If you want to make clothes people will actually want to buy, it's a little more complicated than that. You'll need a program that can deal in layers and alpha channels (Photoshop being the best known example) and you'll need the templates that map the coordinates for when a texture is applied to clothing. You can get basic ones from the Second Life website--some designers have created more detailed ones for use as well. Create a texture in Photoshop, use the alpha channel to create transparency (for things like backless dresses), upload it, create a new clothing item in the Appearance settings and apply the texture. And there you are.

Wow, this can get really complicated, can't it?

Tell me about it. I haven't even said anything about animations.

Okay, what are animations?

I'm so glad you asked! Animations allow your avatar to do things like dance, throw punches, kiss people and even look bored when you're sitting down. You can create them in programs that use the Biovision Hierarchy (BVH) format, such as Poser, but there are a couple of free programs (Avimator and Qavimator) that are specifically designed for Second Life avatars.

How can I learn about this sort of stuff?

There are many tutorials available on the web for people to peruse. You can also find classes inworld, by looking them up on the Events calendar.

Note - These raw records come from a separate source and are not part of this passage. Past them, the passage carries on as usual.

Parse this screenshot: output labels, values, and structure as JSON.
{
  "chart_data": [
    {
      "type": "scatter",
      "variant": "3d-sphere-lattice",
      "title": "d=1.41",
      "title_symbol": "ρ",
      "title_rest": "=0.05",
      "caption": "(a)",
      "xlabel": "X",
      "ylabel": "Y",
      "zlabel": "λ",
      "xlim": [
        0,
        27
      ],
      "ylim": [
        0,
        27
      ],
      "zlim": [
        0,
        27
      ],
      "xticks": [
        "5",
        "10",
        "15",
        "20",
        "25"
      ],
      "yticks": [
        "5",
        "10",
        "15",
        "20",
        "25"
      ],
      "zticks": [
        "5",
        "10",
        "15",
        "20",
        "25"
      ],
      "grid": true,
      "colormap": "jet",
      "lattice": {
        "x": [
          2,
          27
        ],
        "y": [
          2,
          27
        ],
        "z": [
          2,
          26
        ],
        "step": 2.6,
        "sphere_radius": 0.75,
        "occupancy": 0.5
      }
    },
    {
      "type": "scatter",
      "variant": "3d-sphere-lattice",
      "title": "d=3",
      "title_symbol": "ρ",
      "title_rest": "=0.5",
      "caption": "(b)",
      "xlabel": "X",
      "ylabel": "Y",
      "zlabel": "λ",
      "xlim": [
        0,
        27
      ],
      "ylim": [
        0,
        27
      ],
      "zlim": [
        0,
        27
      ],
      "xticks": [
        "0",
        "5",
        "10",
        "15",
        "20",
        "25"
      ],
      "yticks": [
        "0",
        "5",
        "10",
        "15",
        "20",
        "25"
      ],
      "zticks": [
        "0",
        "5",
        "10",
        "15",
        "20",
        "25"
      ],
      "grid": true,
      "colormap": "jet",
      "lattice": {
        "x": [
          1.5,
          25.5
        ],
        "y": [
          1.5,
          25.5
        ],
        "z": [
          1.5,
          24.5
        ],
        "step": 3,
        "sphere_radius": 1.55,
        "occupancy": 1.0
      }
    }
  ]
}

What if you don't want to make things?

Then you can buy them from the various hard-working Residents of Second Life who have gone and made things for you to enjoy.

Okay, how do I sign up? Does it cost anything?

Signing up is free. A paid membership is optional--it provides things like the stipend, mentioned above, the right to buy land (though you can sublet from an Island owner without a membership) and marginally better technical support.